NBN Co believes an outage on December 21 that knocked about 40 percent of Sky Muster users offline for about seven hours was caused by a micrometeorite colliding with one of its two satellites.
The network operator was hit by a pair of outages to parts of its Sky Muster satellite network through December and early January.
The first outage started at 8.30am on December 21 when Optus - which “effectively flies our satellites”, NBN Co’s chief development officer for regional and remote Gavin Williams said - “confirmed an off-orbit condition of our second satellite, which we call our 1B satellite.”
Maxar Technologies, which owns SSL, the builder of the Sky Muster satellites, delivered its own post-incident report which Williams said pointed to a brush with a micrometeorite.
He said the satellite is equipped with optical recognition technology “that saw some meteorite activity”, which appeared to confirm Maxar’s theory.
“It cannot be 100 percent characterised as this, but all the evidence points to a micrometeorite that impacted the satellite,” Williams told a senate estimates hearing on Tuesday night.
“What that did is effectively make the satellite’s body rotate whilst it remains in its orbit, so the satellite is no longer pointing at the appropriate spot on Earth.
“The transmission system on that satellite effectively switched off for that period.”

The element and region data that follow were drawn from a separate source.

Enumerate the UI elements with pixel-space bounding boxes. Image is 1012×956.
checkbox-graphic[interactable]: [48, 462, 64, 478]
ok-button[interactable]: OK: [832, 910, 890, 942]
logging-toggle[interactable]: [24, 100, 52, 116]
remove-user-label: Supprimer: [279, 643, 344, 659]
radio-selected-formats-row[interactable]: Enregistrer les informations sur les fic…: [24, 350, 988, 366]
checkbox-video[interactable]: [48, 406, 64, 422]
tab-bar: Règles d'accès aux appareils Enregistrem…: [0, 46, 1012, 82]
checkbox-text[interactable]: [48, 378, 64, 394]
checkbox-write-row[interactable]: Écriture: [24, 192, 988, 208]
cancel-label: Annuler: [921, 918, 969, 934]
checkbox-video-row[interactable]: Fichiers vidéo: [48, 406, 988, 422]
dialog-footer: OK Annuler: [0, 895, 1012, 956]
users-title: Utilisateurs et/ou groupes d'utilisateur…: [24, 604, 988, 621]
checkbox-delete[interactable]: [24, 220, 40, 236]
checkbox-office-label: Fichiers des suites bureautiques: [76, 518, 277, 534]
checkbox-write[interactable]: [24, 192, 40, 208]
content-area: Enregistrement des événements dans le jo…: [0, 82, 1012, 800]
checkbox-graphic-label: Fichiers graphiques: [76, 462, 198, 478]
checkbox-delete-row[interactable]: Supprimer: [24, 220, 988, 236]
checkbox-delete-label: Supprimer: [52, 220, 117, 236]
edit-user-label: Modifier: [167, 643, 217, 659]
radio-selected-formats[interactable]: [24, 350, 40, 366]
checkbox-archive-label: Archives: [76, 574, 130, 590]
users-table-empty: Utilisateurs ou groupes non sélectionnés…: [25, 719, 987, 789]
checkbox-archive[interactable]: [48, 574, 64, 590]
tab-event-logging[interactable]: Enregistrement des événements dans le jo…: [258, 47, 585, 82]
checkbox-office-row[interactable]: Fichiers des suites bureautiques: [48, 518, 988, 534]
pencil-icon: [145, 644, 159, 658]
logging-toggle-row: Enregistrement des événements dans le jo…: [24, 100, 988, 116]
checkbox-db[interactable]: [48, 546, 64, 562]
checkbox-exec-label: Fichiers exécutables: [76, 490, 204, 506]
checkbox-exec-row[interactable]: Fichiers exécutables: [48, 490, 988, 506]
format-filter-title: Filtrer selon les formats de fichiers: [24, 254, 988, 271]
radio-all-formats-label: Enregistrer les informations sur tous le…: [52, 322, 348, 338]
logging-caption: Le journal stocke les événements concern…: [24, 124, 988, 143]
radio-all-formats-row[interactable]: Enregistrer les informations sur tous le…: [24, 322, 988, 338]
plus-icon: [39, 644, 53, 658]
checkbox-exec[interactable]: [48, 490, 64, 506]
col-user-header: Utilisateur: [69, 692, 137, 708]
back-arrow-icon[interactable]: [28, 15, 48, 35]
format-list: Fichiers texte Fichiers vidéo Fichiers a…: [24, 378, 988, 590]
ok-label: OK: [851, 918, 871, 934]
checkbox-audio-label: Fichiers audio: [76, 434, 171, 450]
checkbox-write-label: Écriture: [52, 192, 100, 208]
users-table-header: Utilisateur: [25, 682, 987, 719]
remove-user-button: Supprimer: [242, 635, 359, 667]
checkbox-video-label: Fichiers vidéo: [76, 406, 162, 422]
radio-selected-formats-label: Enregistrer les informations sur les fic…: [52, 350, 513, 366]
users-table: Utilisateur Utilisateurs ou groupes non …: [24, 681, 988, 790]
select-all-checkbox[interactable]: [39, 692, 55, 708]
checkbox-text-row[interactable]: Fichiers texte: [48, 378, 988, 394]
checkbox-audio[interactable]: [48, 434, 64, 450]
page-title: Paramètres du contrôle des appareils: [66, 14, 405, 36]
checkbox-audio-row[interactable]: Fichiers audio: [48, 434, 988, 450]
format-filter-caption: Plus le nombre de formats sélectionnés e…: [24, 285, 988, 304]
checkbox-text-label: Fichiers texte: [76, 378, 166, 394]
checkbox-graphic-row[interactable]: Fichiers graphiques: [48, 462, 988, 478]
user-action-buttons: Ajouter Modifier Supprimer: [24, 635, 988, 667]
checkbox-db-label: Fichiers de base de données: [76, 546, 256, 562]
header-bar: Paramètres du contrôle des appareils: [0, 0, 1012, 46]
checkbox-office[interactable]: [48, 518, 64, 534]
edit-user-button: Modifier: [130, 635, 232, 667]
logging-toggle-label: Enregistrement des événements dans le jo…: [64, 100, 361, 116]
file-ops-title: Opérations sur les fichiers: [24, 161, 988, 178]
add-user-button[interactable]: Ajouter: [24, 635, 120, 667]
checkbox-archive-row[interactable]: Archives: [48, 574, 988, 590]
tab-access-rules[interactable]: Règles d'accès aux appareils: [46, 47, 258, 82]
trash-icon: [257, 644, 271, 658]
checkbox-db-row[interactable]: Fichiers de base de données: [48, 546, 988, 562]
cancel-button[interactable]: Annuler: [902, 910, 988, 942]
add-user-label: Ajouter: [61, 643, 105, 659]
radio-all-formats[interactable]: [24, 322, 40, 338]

Williams said the problem impacted 46,500 customers out of a total user base of about 112,000, about 40 percent of all users.
This was higher than earlier estimates that one in three users were impacted.
Williams said that the satellite was able to recover and reorient with the Earth, but not before customers had their services cut for about seven hours.
The company then suffered a further issue when all the impacted customers began reconnecting to Sky Muster, as it emerged that 573 customers could not re-establish a connection at all.
A mitigation was found and applied to get the users back online from January 6, but it appears this particular issue is still being investigated.
“The issue was found to be caused by missing parameters in a configuration file for the customer premises devices - the boxes that NBN Co puts in the customer’s home,” Williams said.
“They get parameters from the network and those parameters were missing. Essentially some systems in the network had those parameters and knew that service was there, and other network elements didn’t believe that service was there.”
NBN Co said it had traced the issue to its load balancers, but that a permanent fix is still being worked on.
“There’s essentially a system in some load balancers that we believe was the root cause, and we’re now working with our partners in the United States to go down to the next level and the next level of the root cause to understand how we can make sure it doesn’t happen again,” Williams said.
“Meanwhile we’ve got some emergency patches [and] workarounds so that if we do identify this kind of thing happening again we can rapidly identify and recover services.”
The emergency patch meant NBN Co was able to avoid 537 individual truck rolls to the impacted premises to try to bring their services back online one-by-one, which was still a recovery possibility in early January.
Williams apologised to the 573 customers and said the fortnight-long outage was “unprecedented”.
“First and foremost, it’s not our finest hour,” Williams said.
“Our thoughts go out to around 600 customers who had their service impacted.
“It might sound trite to say it but service interruptions and managing networks is part and parcel of being a service provider, but this kind of outage deserves the classification of being unprecedented.
“It was a complex and - I don’t use the word lightly but an - unprecedented series of events.”